It’s already been a busy year for Adam Scott, and 2023 is only two weeks old. The Queenslander has made two starts on the PGA Tour, with top-30 finishes in both, passed $60 million in career earnings and is joining the tour’s Player Advisory Council for the first time in his two-decade-plus career.

Given the proximity of Hawaii to Australia, it’s little surprise the 42-year-old is heading home for a few weeks before returning to play again on the tour. Scott announced on Sunday that he’ll next compete in the Genesis Invitational in mid-February.

When Scott revealed his schedule, there was a natural follow-on question to be asked: Why wait until Riviera – where Scott has one win, one unofficial win (tournament was only 36 holes), two seconds and seven top-10s in 14 starts – and not come back a week earlier to compete in the WM Phoenix Open, the next of the tour’s 13 “designated” events with a $US20 million purse?

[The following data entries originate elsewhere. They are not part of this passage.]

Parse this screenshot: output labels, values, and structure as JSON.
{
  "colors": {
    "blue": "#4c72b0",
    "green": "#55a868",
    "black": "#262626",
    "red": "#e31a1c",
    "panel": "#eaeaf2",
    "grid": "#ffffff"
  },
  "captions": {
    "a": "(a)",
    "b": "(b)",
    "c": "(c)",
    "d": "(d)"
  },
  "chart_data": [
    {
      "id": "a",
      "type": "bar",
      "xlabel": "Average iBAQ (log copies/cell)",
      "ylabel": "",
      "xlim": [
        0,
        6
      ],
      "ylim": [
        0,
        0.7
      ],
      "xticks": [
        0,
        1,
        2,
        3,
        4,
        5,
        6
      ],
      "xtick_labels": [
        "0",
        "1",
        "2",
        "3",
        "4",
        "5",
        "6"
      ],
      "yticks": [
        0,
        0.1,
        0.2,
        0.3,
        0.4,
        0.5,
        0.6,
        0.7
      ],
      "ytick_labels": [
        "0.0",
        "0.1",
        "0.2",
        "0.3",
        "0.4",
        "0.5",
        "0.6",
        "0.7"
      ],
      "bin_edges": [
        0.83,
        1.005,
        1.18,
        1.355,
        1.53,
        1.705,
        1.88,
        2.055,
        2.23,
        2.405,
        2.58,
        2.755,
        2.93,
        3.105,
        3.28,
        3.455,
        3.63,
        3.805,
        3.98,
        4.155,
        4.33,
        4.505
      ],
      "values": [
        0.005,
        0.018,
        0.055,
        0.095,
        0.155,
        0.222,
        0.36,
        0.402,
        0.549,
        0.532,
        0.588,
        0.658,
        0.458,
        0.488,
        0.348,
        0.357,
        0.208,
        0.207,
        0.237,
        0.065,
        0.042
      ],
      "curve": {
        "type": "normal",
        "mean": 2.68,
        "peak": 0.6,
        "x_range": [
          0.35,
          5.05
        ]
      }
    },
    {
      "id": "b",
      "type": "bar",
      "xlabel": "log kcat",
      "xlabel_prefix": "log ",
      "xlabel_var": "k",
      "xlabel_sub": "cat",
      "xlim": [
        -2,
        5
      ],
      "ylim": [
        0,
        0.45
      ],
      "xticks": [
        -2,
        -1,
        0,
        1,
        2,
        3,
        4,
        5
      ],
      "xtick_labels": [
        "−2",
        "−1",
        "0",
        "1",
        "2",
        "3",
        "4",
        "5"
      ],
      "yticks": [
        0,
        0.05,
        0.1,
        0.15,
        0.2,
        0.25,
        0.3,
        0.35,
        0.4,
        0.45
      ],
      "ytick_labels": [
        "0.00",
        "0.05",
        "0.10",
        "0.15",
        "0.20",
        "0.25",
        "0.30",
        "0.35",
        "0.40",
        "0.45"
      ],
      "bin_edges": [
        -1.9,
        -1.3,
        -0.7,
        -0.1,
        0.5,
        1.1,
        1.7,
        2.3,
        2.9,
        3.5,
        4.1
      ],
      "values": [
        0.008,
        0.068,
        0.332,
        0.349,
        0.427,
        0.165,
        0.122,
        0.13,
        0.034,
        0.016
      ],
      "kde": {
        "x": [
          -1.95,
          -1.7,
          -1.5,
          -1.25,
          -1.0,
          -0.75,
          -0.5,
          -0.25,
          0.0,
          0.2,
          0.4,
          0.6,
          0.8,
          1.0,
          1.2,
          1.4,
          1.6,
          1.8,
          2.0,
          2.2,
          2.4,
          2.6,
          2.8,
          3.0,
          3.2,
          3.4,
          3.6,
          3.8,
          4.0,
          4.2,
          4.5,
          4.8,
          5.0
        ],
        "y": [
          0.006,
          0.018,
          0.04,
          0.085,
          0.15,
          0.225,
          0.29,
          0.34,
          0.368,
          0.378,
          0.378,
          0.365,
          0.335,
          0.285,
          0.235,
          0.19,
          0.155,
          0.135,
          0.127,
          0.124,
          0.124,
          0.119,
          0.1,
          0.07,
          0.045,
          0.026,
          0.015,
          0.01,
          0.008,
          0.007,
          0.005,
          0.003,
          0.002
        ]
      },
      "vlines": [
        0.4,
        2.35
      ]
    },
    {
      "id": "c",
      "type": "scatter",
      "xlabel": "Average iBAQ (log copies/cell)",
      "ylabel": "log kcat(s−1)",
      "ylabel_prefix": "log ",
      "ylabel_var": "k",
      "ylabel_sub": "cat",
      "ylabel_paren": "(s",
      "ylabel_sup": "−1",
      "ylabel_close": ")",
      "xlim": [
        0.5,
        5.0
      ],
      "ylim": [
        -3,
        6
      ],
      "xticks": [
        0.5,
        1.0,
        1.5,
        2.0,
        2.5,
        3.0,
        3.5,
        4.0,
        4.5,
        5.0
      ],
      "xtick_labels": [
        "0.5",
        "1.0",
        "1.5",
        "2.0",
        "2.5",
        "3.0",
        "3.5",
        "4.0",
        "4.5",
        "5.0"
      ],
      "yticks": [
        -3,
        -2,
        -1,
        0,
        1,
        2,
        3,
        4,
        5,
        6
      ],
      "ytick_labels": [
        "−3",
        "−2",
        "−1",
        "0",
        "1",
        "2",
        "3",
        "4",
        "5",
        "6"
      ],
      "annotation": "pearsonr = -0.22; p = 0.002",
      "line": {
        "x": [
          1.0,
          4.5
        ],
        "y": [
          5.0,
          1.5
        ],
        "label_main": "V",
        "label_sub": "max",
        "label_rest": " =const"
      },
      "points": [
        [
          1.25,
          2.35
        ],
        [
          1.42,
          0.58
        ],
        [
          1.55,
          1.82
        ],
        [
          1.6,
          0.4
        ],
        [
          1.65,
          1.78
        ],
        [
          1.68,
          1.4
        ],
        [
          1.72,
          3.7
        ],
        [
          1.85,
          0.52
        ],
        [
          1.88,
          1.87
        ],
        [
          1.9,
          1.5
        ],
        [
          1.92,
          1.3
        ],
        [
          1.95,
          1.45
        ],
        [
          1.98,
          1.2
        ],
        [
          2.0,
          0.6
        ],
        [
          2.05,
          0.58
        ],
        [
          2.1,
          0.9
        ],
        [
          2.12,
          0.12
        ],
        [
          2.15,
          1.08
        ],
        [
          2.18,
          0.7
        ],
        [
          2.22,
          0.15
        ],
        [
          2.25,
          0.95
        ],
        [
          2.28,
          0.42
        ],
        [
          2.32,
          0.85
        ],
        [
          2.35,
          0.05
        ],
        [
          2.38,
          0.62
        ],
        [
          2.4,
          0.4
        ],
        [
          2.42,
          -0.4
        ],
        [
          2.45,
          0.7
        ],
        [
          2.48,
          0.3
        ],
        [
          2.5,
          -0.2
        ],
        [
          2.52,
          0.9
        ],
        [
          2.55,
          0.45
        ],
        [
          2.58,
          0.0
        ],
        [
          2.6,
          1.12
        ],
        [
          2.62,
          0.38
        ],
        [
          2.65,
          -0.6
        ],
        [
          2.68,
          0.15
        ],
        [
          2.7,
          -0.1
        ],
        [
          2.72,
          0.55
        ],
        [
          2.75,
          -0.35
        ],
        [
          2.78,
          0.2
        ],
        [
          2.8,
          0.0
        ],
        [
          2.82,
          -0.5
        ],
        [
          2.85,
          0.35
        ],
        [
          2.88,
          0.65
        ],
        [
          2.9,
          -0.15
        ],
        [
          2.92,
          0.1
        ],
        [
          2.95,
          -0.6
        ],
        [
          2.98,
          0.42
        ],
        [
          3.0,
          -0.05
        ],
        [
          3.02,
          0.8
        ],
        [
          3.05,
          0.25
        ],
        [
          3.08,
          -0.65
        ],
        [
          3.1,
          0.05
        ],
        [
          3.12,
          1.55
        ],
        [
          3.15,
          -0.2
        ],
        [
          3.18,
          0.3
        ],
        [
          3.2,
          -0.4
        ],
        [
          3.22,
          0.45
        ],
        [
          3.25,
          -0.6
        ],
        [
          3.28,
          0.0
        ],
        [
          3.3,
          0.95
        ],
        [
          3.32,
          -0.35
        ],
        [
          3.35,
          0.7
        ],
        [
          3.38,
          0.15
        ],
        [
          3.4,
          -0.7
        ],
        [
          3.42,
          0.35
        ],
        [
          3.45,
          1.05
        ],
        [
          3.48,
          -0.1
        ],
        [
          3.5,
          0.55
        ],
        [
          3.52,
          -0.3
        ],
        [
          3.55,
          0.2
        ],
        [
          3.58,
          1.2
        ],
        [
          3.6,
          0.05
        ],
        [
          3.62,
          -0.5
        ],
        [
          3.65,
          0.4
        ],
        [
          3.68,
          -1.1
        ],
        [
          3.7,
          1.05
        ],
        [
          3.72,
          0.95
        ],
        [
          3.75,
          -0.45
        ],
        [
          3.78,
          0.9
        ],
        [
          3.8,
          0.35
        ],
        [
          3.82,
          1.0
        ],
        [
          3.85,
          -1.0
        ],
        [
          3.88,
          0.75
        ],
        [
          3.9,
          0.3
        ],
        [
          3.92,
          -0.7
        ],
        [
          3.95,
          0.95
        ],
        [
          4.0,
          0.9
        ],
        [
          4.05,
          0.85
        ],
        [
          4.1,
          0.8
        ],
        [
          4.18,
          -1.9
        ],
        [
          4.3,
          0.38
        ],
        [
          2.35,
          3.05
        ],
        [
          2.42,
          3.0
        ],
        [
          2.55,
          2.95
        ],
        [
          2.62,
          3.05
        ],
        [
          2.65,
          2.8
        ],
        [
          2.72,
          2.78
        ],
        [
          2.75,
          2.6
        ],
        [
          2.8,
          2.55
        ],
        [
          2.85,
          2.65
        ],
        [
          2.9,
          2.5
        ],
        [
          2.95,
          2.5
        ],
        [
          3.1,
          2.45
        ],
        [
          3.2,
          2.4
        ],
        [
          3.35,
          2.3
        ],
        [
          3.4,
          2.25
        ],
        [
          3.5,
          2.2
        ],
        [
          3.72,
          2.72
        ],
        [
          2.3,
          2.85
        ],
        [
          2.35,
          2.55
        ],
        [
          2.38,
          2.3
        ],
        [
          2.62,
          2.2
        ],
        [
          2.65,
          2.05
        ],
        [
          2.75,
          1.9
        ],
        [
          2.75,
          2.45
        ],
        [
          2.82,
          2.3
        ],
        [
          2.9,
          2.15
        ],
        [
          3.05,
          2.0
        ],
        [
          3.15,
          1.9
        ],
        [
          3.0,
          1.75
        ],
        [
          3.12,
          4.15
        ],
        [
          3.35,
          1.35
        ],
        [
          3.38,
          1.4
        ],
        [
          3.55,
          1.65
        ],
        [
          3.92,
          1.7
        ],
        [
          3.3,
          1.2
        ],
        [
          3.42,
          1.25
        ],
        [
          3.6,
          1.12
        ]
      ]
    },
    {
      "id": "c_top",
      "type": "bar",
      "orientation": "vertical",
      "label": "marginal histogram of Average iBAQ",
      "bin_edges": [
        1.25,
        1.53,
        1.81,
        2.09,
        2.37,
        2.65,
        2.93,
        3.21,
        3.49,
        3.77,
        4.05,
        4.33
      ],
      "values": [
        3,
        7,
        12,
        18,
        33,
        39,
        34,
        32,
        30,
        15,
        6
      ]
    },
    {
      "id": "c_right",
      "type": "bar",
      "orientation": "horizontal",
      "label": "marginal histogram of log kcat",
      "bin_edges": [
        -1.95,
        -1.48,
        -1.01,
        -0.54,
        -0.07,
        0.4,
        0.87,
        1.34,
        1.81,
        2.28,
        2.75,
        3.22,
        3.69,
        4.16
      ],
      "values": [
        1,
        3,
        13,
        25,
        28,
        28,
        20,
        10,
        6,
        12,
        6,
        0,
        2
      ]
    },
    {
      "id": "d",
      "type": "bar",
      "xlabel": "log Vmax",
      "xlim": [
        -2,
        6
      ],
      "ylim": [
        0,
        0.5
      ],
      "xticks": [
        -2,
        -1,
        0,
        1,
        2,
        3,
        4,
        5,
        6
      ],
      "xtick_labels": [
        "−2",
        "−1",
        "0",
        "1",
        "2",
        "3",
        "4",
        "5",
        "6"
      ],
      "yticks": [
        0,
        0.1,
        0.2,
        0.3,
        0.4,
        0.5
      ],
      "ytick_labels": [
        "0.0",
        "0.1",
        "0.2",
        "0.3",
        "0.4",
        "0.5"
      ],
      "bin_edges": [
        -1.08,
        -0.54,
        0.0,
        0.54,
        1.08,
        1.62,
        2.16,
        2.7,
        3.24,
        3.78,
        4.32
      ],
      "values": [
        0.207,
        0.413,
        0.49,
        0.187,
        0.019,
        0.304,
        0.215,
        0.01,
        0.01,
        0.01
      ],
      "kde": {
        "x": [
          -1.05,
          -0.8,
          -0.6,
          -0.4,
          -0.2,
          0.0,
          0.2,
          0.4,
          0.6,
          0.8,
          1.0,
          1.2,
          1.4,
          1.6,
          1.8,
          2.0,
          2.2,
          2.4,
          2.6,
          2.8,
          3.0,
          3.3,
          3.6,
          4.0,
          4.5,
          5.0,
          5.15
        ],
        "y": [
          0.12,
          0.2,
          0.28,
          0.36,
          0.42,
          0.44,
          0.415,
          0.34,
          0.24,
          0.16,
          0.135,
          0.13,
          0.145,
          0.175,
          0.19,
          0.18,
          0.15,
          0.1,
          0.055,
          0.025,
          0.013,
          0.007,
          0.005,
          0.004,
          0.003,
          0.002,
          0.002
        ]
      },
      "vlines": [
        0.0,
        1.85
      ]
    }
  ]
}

That’s when Scott owned up to a bit of carelessness.

“Well, I don’t have a good reason for you,” Scott said. “The embarrassing reason is I actually thought it went Phoenix, Pebble, LA, so I didn’t even consider it from the beginning.”

Because the AT&T Pebble Beach Pro-Am (February 2-5) was an event he wasn’t going to play, Scott figured he would skip Phoenix to spend the extra week Down Under. At some point, he learned that Pebble is actually before Phoenix (February 9-12), but at that point his plans were set.

The mishap could obviously cost Scott in the wallet, but the bigger issue perhaps is that the 14-time tour winner will have used up his one “excused absence” for a designated event in order to remain eligible to qualify for the PGA Tour’s Player Impact Program. Despite that, Scott is content to keep his schedule as is.

“Yeah, I think spending a little time at home in Australia seems too good for me after two and a half years of not going home,” Scott said, “so an extra week is nice.”